I realize I am writing this critique as someone who doesn’t necessarily have a better idea. A novel about the future Jacob Zuma, stripped of his powers, is justified in taking some liberties to ensure that it’s appropriately funny, and I’m not certain that I personally could do a better job than Nick. But I what interests me most about reading Unpresidented is that, contrary to a lot of satire which, at least ostensibly, is focused on consciousness-raising and “afflicting the powerful,” Nick has written a book that reassures its (disproportionately white, middle class) readers in a remarkably ahistorical way that everything will be okay. We don’t get to know who is president in 2020 because once Zuma goes to jail, it won’t matter. Once he’s out, we won’t have to worry about political personalities; the rules will matter again. The good, sensible people shaking their heads in disgust at the present moment will quietly resume control of the things that matter. The many tensions that the Zuma era brought to the surface—land reform, #FeesMustFall, xenophobia, structural racism—these will have been put back in their box and life will continue as normal.
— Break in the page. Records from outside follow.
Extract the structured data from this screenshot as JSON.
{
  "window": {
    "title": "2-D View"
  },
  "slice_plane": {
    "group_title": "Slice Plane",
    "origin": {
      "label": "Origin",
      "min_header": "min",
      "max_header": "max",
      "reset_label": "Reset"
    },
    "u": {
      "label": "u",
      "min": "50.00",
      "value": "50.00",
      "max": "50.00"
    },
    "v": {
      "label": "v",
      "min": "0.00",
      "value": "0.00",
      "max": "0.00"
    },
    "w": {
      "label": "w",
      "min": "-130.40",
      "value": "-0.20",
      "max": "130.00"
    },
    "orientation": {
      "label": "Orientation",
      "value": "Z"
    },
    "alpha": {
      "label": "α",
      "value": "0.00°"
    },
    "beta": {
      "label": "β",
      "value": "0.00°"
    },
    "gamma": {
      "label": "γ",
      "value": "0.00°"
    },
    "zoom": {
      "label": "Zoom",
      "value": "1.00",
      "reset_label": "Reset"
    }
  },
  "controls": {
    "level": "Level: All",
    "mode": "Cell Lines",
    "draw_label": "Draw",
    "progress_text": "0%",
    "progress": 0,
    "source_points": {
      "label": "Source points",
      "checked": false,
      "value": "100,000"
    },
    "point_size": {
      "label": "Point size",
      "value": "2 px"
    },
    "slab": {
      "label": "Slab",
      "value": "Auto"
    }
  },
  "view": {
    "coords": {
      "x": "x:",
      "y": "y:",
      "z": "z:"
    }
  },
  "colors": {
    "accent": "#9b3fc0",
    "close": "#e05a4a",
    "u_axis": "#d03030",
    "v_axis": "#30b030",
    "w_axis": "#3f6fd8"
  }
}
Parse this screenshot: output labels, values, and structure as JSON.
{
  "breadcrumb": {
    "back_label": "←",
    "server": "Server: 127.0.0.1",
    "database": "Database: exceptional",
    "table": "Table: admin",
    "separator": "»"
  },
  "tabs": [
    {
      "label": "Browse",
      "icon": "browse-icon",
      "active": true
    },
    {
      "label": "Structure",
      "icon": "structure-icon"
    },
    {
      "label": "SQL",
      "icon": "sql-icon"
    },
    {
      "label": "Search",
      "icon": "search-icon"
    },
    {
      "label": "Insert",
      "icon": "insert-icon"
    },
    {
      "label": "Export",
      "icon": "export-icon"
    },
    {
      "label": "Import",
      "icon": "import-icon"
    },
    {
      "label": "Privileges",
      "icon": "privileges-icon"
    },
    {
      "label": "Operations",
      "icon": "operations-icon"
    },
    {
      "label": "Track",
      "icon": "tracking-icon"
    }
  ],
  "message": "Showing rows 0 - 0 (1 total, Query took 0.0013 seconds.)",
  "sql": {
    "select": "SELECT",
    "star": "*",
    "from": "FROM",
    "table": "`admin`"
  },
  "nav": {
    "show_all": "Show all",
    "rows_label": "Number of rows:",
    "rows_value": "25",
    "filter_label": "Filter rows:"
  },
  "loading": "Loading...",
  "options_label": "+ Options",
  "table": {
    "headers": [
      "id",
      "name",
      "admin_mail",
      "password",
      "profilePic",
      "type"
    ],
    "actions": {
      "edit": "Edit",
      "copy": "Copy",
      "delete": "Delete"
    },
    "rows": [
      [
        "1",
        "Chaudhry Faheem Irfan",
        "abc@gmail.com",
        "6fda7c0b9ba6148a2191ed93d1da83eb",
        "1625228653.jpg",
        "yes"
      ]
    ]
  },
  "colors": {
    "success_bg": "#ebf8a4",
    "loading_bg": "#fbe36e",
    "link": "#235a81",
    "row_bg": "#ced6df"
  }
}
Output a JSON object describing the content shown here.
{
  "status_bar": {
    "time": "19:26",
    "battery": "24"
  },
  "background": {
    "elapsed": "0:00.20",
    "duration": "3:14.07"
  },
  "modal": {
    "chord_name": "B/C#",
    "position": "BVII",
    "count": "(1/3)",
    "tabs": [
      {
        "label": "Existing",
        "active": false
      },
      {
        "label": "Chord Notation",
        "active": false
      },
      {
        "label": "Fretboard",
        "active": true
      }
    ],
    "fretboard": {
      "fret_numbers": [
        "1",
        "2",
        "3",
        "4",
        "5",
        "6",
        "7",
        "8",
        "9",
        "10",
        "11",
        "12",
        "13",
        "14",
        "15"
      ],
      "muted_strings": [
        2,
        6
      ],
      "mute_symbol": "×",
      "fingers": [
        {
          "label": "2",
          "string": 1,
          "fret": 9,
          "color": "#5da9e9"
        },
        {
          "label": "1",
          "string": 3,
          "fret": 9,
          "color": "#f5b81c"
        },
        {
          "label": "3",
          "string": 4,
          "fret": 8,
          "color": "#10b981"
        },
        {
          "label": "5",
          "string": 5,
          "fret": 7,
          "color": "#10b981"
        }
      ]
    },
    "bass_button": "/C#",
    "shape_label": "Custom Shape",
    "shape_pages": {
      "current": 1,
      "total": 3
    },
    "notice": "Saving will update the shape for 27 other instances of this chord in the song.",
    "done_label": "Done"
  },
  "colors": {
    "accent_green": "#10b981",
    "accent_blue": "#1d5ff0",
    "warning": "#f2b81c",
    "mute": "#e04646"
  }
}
It’s a fantasy with which I can sympathize—as an American, how nice would it be to imagine that once Donald Trump goes Americans will be able to transcend the forces that have paralyzed their own politics for the past decade? But such a vision, at its core, is nothing more than a fantasy. If Nick’s satire is “blistering,” it is blistering only in the darkest, most ironic sense. If it is blistering it is because of the tension between what she writes and reality—the fact that the Zuma presidency is not a dream from which the country will soon waken en masse, but, rather, an further chapter in the messy narrative of South African history. Like all historical eras, it will leave ghosts and unfinished business. While laughter may ease the pain, providing avenues for creative thinking and resistance, satire is a poor vehicle for consolation alone. To the extent that Nick’s satire seeks to console, it tells us something valuable about the present moment, but is unlikely to be remembered far beyond its own time.